Parallel External Sorting of ASCII Records Using Learned Models

External sorting is at the core of many operations in large-scale database systems, such as ordering and aggregation queries for large result sets, building indexes, sort-merge joins, duplicate removal, sharding, and record clustering. Unlike in-memory sorting, these algorithms need to work together with the OS and the filesystem to efficiently utilize system resources and minimize disk I/O. In this paper we describe ELSAR: a parallel external sorting algorithm that uses an innovative paradigm based on a learned data distribution model. The algorithm leverages the model to arrange the input records into mutually exclusive, monotonic, and equi-depth partitions that, once sorted, can simply be concatenated to form the output.
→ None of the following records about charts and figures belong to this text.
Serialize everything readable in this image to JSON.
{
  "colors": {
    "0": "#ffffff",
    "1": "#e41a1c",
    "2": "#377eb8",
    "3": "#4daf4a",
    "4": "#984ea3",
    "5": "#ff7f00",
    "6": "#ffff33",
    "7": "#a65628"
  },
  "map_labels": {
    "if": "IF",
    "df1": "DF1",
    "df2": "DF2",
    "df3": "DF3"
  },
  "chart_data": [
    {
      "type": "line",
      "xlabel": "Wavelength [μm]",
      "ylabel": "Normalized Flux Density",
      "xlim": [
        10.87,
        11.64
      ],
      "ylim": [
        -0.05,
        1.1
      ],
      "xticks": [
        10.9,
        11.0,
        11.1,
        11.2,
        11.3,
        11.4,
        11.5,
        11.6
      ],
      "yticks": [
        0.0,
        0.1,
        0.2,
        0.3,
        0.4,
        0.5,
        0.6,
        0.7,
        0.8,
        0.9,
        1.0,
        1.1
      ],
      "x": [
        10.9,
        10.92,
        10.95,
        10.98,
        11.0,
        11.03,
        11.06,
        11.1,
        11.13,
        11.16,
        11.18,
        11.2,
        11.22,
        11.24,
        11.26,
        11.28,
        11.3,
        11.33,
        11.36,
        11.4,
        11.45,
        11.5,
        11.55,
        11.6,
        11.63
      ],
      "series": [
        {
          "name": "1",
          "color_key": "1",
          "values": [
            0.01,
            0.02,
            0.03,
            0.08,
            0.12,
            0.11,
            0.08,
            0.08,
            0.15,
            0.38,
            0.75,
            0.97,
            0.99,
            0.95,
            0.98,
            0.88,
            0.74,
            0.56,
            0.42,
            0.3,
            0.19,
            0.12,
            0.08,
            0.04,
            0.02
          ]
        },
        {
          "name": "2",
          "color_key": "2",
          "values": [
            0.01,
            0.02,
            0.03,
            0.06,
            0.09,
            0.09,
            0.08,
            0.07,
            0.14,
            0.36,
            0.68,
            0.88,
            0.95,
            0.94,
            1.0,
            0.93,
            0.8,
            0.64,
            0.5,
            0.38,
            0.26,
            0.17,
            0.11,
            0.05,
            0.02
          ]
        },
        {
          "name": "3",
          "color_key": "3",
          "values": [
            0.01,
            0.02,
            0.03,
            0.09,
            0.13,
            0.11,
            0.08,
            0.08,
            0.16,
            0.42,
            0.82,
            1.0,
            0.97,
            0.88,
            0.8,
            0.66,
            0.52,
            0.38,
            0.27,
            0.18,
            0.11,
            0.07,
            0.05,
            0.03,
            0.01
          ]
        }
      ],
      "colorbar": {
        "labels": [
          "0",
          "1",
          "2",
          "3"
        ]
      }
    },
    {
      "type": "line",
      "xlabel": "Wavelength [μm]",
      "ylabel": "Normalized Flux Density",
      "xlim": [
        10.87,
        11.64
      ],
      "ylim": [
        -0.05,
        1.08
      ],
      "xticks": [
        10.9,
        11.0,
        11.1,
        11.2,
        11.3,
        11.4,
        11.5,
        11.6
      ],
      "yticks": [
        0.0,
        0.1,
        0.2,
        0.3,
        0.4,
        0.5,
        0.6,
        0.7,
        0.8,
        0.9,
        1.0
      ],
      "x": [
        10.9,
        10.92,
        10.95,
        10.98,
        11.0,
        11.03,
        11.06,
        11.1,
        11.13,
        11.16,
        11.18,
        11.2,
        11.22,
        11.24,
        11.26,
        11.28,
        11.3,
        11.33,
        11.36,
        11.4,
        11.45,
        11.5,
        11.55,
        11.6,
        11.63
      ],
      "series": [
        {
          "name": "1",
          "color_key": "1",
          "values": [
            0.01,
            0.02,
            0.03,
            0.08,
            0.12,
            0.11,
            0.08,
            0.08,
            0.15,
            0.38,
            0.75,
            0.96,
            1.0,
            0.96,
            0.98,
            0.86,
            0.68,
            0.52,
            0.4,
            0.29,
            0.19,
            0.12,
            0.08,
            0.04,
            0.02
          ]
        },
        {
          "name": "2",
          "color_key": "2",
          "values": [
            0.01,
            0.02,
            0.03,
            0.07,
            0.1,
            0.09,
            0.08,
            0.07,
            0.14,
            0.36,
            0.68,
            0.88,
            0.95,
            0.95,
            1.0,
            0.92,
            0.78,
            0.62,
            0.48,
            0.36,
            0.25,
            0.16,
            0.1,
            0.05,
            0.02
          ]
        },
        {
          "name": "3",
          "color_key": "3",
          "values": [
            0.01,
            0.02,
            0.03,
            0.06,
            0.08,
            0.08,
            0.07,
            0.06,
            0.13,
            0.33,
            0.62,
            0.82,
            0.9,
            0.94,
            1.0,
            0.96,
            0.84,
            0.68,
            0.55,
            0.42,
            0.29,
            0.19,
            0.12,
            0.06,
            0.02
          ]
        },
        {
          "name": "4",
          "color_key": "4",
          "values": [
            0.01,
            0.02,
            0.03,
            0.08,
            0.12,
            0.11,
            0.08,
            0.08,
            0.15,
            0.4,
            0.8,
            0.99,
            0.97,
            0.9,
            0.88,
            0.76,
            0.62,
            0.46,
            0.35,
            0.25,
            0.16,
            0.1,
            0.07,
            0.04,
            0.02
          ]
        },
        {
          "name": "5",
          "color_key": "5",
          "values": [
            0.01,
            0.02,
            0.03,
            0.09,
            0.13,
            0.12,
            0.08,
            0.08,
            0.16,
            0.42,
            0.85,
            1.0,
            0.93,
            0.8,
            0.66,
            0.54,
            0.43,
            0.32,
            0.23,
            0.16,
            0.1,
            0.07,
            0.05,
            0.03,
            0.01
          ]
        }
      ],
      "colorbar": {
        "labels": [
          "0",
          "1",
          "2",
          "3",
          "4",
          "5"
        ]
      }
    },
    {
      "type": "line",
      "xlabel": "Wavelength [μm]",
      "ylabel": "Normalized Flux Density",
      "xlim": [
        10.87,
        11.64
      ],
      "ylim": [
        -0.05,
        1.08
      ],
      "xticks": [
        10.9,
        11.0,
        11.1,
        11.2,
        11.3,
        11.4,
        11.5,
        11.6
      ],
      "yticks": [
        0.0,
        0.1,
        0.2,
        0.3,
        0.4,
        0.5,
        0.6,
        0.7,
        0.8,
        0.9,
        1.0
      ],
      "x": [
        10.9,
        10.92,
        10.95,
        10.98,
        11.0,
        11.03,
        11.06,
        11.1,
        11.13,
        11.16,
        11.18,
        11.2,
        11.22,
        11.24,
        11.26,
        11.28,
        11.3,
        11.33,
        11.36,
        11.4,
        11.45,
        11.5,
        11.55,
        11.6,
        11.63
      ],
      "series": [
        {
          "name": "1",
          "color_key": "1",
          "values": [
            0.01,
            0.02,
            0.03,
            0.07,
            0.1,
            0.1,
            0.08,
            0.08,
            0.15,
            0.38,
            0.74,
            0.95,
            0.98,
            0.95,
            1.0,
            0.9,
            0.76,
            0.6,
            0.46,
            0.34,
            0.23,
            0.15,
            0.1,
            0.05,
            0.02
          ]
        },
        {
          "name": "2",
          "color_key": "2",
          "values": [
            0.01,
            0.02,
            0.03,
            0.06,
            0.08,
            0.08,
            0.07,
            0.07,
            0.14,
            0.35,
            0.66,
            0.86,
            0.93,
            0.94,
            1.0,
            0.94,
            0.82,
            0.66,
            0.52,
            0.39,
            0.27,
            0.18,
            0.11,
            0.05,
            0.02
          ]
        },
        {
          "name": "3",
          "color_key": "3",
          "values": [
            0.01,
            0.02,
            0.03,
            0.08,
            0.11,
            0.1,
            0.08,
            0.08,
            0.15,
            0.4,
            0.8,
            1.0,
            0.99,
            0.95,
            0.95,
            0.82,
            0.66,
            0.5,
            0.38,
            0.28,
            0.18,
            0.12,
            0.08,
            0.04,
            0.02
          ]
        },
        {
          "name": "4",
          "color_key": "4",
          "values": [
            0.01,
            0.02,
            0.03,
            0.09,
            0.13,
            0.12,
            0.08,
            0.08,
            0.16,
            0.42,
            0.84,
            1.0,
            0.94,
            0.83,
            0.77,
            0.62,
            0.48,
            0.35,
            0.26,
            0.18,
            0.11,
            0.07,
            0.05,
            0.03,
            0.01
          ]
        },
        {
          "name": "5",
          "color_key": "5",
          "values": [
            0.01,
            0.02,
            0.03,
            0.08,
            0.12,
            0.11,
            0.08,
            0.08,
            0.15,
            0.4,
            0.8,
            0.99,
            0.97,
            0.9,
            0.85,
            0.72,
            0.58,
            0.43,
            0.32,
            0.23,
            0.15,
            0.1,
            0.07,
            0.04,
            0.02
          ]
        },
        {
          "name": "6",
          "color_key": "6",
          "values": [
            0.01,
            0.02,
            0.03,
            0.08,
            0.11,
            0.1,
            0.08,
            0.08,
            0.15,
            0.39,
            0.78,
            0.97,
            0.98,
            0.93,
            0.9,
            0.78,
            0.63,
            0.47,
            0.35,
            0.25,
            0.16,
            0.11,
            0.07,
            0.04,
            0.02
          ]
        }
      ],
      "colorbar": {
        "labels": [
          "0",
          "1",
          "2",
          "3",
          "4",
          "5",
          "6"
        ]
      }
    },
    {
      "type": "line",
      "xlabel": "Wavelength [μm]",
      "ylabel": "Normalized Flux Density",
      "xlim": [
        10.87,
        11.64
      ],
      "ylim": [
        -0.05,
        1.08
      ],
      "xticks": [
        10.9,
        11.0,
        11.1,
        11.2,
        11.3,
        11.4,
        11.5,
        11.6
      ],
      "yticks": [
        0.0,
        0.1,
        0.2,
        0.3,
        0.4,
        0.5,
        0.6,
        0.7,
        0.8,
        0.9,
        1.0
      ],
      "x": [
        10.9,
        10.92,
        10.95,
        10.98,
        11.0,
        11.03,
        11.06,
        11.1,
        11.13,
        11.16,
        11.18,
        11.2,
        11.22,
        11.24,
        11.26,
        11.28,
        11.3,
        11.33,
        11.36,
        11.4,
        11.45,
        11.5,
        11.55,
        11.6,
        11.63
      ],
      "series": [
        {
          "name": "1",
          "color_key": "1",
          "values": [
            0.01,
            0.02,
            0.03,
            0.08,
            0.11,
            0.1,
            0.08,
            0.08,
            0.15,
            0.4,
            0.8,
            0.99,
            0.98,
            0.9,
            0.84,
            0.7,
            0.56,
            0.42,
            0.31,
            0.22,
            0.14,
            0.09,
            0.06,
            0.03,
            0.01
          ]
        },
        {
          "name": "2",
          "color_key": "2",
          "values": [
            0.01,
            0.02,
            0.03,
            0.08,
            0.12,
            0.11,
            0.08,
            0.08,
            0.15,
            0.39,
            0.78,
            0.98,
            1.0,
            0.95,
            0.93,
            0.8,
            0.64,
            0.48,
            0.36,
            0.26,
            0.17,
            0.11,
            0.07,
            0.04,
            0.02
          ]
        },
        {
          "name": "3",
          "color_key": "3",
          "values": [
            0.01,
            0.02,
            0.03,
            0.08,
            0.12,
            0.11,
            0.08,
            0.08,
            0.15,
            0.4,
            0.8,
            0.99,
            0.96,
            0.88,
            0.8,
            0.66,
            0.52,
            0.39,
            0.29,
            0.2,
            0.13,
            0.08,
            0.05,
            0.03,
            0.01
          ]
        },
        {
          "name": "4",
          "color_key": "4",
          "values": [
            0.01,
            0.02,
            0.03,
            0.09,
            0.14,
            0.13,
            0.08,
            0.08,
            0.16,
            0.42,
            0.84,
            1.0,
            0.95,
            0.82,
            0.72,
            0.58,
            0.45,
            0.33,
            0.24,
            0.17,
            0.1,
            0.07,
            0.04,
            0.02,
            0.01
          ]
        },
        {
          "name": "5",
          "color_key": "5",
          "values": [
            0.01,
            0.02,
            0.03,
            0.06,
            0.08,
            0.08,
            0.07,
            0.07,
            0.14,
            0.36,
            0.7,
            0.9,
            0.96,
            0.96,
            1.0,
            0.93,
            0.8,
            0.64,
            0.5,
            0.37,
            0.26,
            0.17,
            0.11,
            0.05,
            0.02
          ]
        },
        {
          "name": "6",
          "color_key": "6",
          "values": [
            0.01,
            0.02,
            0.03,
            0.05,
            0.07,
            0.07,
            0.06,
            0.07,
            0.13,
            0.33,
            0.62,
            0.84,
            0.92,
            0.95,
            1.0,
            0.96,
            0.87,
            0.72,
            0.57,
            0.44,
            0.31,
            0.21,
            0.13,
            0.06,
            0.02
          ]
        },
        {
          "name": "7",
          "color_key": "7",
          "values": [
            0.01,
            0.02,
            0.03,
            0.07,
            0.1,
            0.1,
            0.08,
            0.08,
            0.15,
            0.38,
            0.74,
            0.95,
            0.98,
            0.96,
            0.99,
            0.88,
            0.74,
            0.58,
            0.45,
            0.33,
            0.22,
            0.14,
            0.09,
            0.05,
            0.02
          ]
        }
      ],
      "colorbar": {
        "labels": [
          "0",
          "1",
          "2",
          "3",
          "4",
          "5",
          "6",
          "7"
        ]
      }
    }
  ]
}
This method completely eliminates the need for multi-way file merging, which is typically used in external sorting. We present thorough benchmarks for uniform and skewed datasets in various storage media, where we measure the sorting rates, size scalability, and energy efficiency of ELSAR and other sorting algorithms. We observed that ELSAR has up to 1.65x higher sorting rates than the next-best external sort (Nsort) on SSD drives and 5.31x higher than the GNU coreutils' sort utility on Intel Optane non-volatile memory. In addition, ELSAR supersedes the current winner of the SortBenchmark for the most energy-efficient external string sorting algorithm by an impressive margin of 41%. These results reinforce the premise that novel learning-enhanced algorithms can provide remarkable performance benefits over traditional ones.